Il suo libro si intitola «Sano vegano italiano». Quello che mangia ha queste tre caratteristiche o a volte «sgarra»?
«Sano sempre. Italiano pure: conosce il muscolo di grano calabrese (alimento a base di acqua, farina di frumento e di legumi, ndr)? È davvero ottimo. Quanto agli “sgarri”, non li considero tali. Non sono un integralista e non voglio fare proseliti. Ogni tanto mangio le uova di galline felici. Magari tre albumi e un rosso, ecco».
A quale chef si ispira la sua dieta?
«Allo svizzero Pietro Leemann, il “Salvador Dalì dell’impiattamento”, un poeta della forma, del colore e del gusto. Con il suo ristorante milanese “Joia” ha inventato l’alta cucina vegetariana. Mia figlia ha fatto lo stage da lui».

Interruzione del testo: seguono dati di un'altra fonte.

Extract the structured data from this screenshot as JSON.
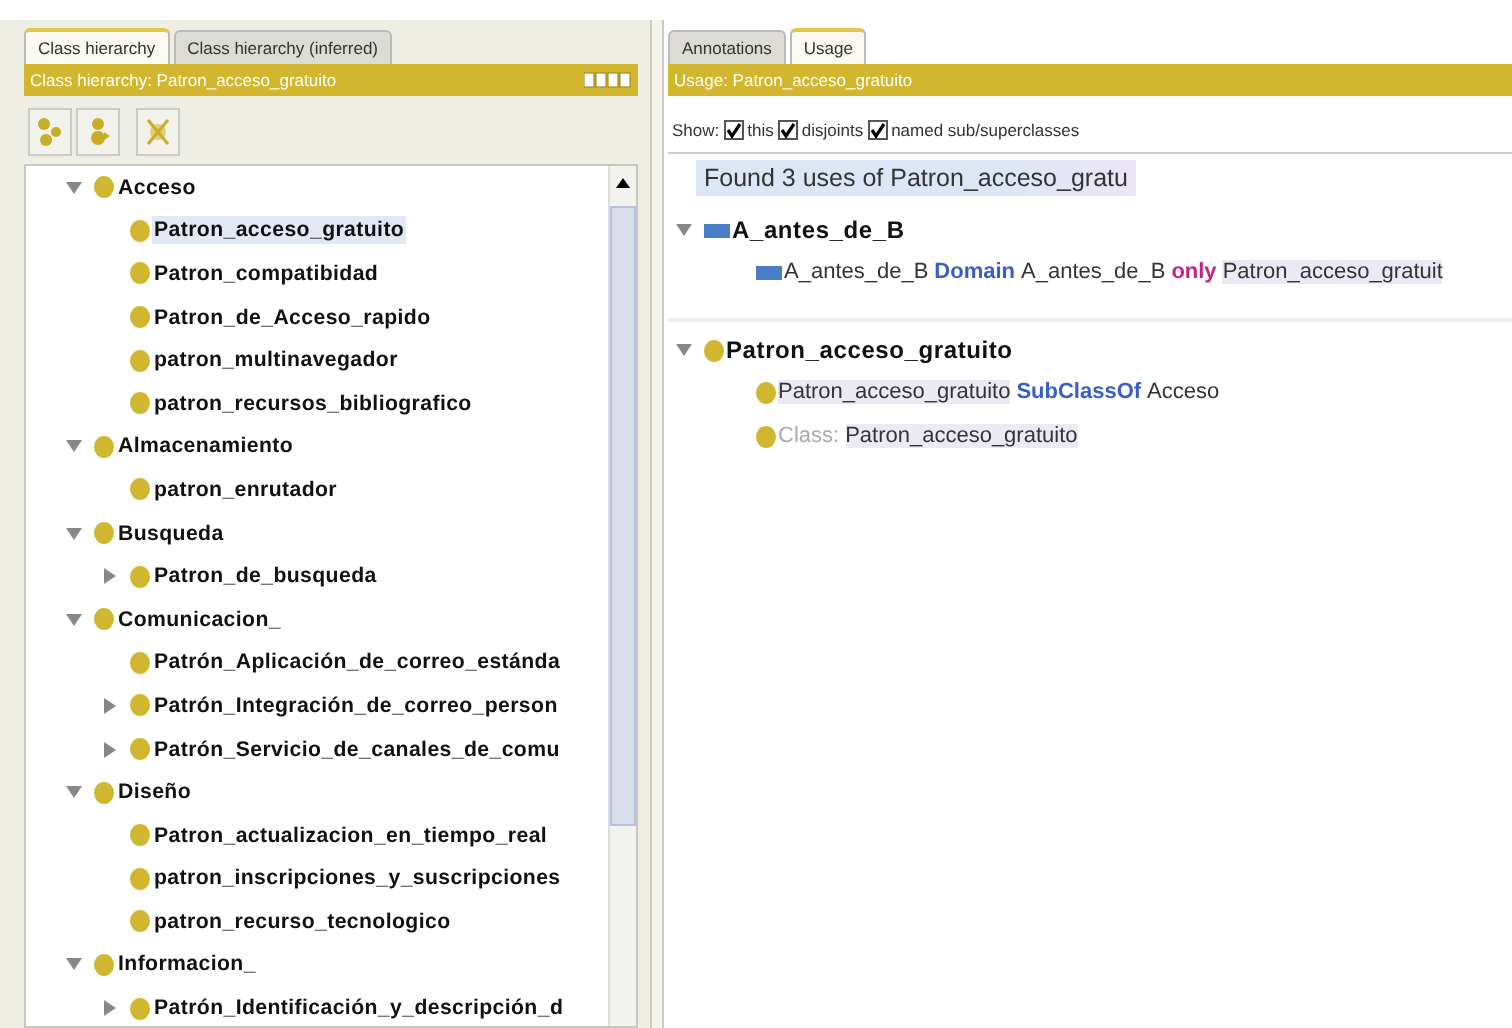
{
  "left": {
    "tabs": [
      {
        "label": "Class hierarchy",
        "selected": true
      },
      {
        "label": "Class hierarchy (inferred)",
        "selected": false
      }
    ],
    "header": "Class hierarchy: Patron_acceso_gratuito",
    "tree": [
      {
        "label": "Acceso",
        "selected": false,
        "expanded": true,
        "children": [
          {
            "label": "Patron_acceso_gratuito",
            "selected": true
          },
          {
            "label": "Patron_compatibidad",
            "selected": false
          },
          {
            "label": "Patron_de_Acceso_rapido",
            "selected": false
          },
          {
            "label": "patron_multinavegador",
            "selected": false
          },
          {
            "label": "patron_recursos_bibliografico",
            "selected": false
          }
        ]
      },
      {
        "label": "Almacenamiento",
        "selected": false,
        "expanded": true,
        "children": [
          {
            "label": "patron_enrutador",
            "selected": false
          }
        ]
      },
      {
        "label": "Busqueda",
        "selected": false,
        "expanded": true,
        "children": [
          {
            "label": "Patron_de_busqueda",
            "selected": false,
            "expanded": false
          }
        ]
      },
      {
        "label": "Comunicacion_",
        "selected": false,
        "expanded": true,
        "children": [
          {
            "label": "Patrón_Aplicación_de_correo_estánda",
            "selected": false
          },
          {
            "label": "Patrón_Integración_de_correo_person",
            "selected": false,
            "expanded": false
          },
          {
            "label": "Patrón_Servicio_de_canales_de_comu",
            "selected": false,
            "expanded": false
          }
        ]
      },
      {
        "label": "Diseño",
        "selected": false,
        "expanded": true,
        "children": [
          {
            "label": "Patron_actualizacion_en_tiempo_real",
            "selected": false
          },
          {
            "label": "patron_inscripciones_y_suscripciones",
            "selected": false
          },
          {
            "label": "patron_recurso_tecnologico",
            "selected": false
          }
        ]
      },
      {
        "label": "Informacion_",
        "selected": false,
        "expanded": true,
        "children": [
          {
            "label": "Patrón_Identificación_y_descripción_d",
            "selected": false,
            "expanded": false
          }
        ]
      }
    ]
  },
  "right": {
    "tabs": [
      {
        "label": "Annotations",
        "selected": false
      },
      {
        "label": "Usage",
        "selected": true
      }
    ],
    "header": "Usage: Patron_acceso_gratuito",
    "show_label": "Show:",
    "show_options": [
      {
        "label": "this",
        "checked": true
      },
      {
        "label": "disjoints",
        "checked": true
      },
      {
        "label": "named sub/superclasses",
        "checked": true
      }
    ],
    "found": "Found 3 uses of Patron_acceso_gratu",
    "groups": [
      {
        "kind": "property",
        "label": "A_antes_de_B",
        "expanded": true,
        "items": [
          {
            "kind": "property",
            "parts": [
              {
                "kind": "plain",
                "text": "A_antes_de_B"
              },
              {
                "kind": "keyword",
                "text": "Domain"
              },
              {
                "kind": "plain",
                "text": "A_antes_de_B"
              },
              {
                "kind": "restriction",
                "text": "only"
              },
              {
                "kind": "highlight",
                "text": "Patron_acceso_gratuit"
              }
            ]
          }
        ]
      },
      {
        "kind": "class",
        "label": "Patron_acceso_gratuito",
        "expanded": true,
        "items": [
          {
            "kind": "class",
            "parts": [
              {
                "kind": "highlight",
                "text": "Patron_acceso_gratuito"
              },
              {
                "kind": "keyword",
                "text": "SubClassOf"
              },
              {
                "kind": "plain",
                "text": "Acceso"
              }
            ]
          },
          {
            "kind": "class",
            "parts": [
              {
                "kind": "muted",
                "text": "Class:"
              },
              {
                "kind": "highlight",
                "text": "Patron_acceso_gratuito"
              }
            ]
          }
        ]
      }
    ]
  }
}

Che cosa l’accomuna a San Francesco di Paola, considerato da alcuni il «Santo vegano»?
«La spiritualità e l’amore per gli animali. Ma non sono un santo: ricordo bene quanto siano buoni i formaggi, è un sacrificio non toccarli» (ride).
Meglio il cibo cotto o crudo?
«Poco cotto. Amo le verdure che restano croccanti».
Dolce o salato?
«Salato».
Piatto preferito di sempre?
«Ne dico due: paccheri al pomodoro e la purea di fave con la cicorietta».
Un rito prima di mettersi a tavola e mangiare?
«Ringrazio e sorrido, come mi ha insegnato mio padre».